Both leave the repo untouched (the anti-runaway guarantee is mechanical, not
behavioral) and converge on the same `plan.json` + `gh_projection.sh`.

## Known gaps (prototype, not production)

- **Codex schema** requires `additionalProperties:false` + every property in
  `required` (OpenAI structured-output rule) — handled in `PLAN_SCHEMA`.
- Claude path is **not** schema-enforced — relies on the model returning JSON; a
  structuring/repair pass would harden it.
- No rolling-wave support yet (re-plan a single milestone into issues later).
- GitHub **Projects v2** board (Status/Area/Type fields, à la tradesharp) is not
  created — `relay_project.py` does epic issue + milestones only (CLI-friendly, no
  GraphQL). Project-v2 wiring is the next projection increment.
- Issue-level idempotency matches on **exact title**; renaming an issue in the spec
  creates a new one rather than updating the old. Acceptable for append-style planning.
- **IMPLEMENT `--execute` live-tested 2026-05-28** (throwaway `relay-smoketest`, 2 issues →
  2 PRs via `claude -p`, both in-scope with tests + correct `Closes #`). Idempotency holds:
  skips issues that already have a PR (`--redo` to force), state is committed to the base
  branch (survives between runs, leaves a clean tree), dirty-guard ignores untracked agent
  artifacts. Default selection walks pending issues one at a time.
- **Parallel issues on one file conflict at merge time**: each issue branches off base
  independently, so two issues editing the same file produce mergeable-but-conflicting PRs.
  That's a SHIP/rebase concern, not a runner bug.
- **SHIP `--execute` live-tested 2026-05-31** (same `relay-smoketest` repo): merged PR #4
  (`Closes #1` auto-closed issue #1), correctly detected the parallel-PR conflict on PR #5,
  bubble-up left milestone open (1 of 2 issues done). Already-merged reconciliation verified
  on a second pass after a hard reset.
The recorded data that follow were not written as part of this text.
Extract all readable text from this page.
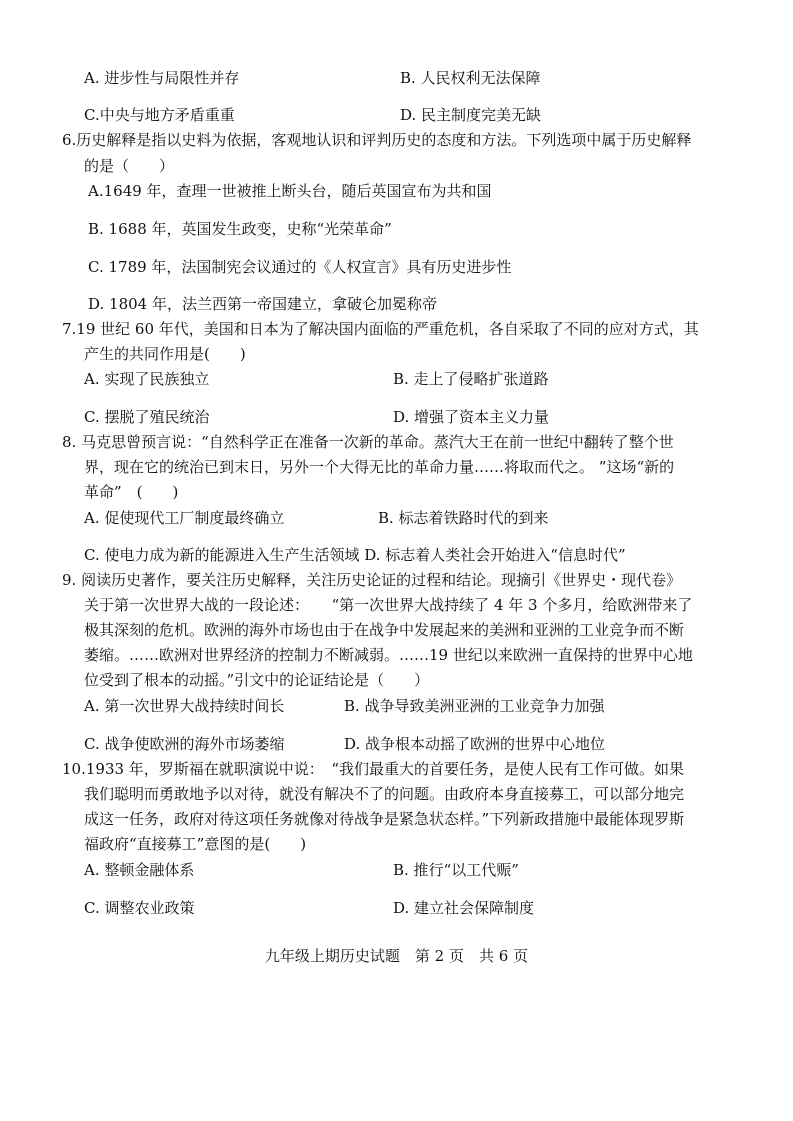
A. 进步性与局限性并存	B. 人民权利无法保障
C.中央与地方矛盾重重	D. 民主制度完美无缺
6.历史解释是指以史料为依据，客观地认识和评判历史的态度和方法。下列选项中属于历史解释
的是（　　）
A.1649 年，查理一世被推上断头台，随后英国宣布为共和国
B. 1688 年，英国发生政变，史称“光荣革命”
C. 1789 年，法国制宪会议通过的《人权宣言》具有历史进步性
D. 1804 年，法兰西第一帝国建立，拿破仑加冕称帝
7.19 世纪 60 年代，美国和日本为了解决国内面临的严重危机，各自采取了不同的应对方式，其
产生的共同作用是(　　)
A. 实现了民族独立	B. 走上了侵略扩张道路
C. 摆脱了殖民统治	D. 增强了资本主义力量
8. 马克思曾预言说：“自然科学正在准备一次新的革命。蒸汽大王在前一世纪中翻转了整个世
界，现在它的统治已到末日，另外一个大得无比的革命力量……将取而代之。 ”这场“新的
革命”　(　　)
A. 促使现代工厂制度最终确立	B. 标志着铁路时代的到来
C. 使电力成为新的能源进入生产生活领域 D. 标志着人类社会开始进入“信息时代”
9. 阅读历史著作，要关注历史解释，关注历史论证的过程和结论。现摘引《世界史・现代卷》
关于第一次世界大战的一段论述：　　“第一次世界大战持续了 4 年 3 个多月，给欧洲带来了
极其深刻的危机。欧洲的海外市场也由于在战争中发展起来的美洲和亚洲的工业竞争而不断
萎缩。……欧洲对世界经济的控制力不断减弱。……19 世纪以来欧洲一直保持的世界中心地
位受到了根本的动摇。”引文中的论证结论是（　　）
A. 第一次世界大战持续时间长	B. 战争导致美洲亚洲的工业竞争力加强
C. 战争使欧洲的海外市场萎缩	D. 战争根本动摇了欧洲的世界中心地位
10.1933 年，罗斯福在就职演说中说：　“我们最重大的首要任务，是使人民有工作可做。如果
我们聪明而勇敢地予以对待，就没有解决不了的问题。由政府本身直接募工，可以部分地完
成这一任务，政府对待这项任务就像对待战争是紧急状态样。”下列新政措施中最能体现罗斯
福政府“直接募工”意图的是(　　)
A. 整顿金融体系	B. 推行“以工代赈”
C. 调整农业政策	D. 建立社会保障制度
九年级上期历史试题　第 2 页　共 6 页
Fixed two bugs found during the live test:
  (a) `gh pr view` first probe returning `mergeable=UNKNOWN` — auto-retry once;
  (b) post-merge local base was stale, so state push failed — fetch + fast-forward before
  committing state.

## Repo layout

```
align/             ALIGN step — Claude skill + Codex /align prompt + spec template
src/relay/         Python package — installs as the `relay` CLI dispatcher
  cli.py           subcommand dispatcher (relay plan|project|implement|ship)
  plan.py          PLAN step  — bounded plan-only run → plan.json/.md
  project.py       PROJECT step — idempotent GitHub epic/milestones/issues
  implement.py     IMPLEMENT step — headless agent implements one issue → PR (Closes #)
  ship.py          SHIP step — incremental PR merge → issue/milestone bubble-up
pyproject.toml     hatchling build; entry-point `relay = "relay.cli:main"`
docs/              workflow-design.md, planmode-probe.md, portal-briefing.md, PROPOSAL.md
.workspace/        agent state (memory/transitions/work), interop convention
```

## Design & provenance

- [`docs/workflow-design.md`](docs/workflow-design.md) — canonical workflow spec (ALIGN→PLAN→PROJECT→IMPLEMENT→SHIP).
- [`docs/planmode-probe.md`](docs/planmode-probe.md) — Claude vs Codex plan-mode probe; the empirical basis for the bounded-planner design.
- [`docs/portal-briefing.md`](docs/portal-briefing.md) — briefing for the website Agent Lab portal.
- Next steps (from design): self-host Relay (run the full ALIGN→…→SHIP cycle on Relay's
  own backlog), then rolling-wave re-planning + Projects v2 board.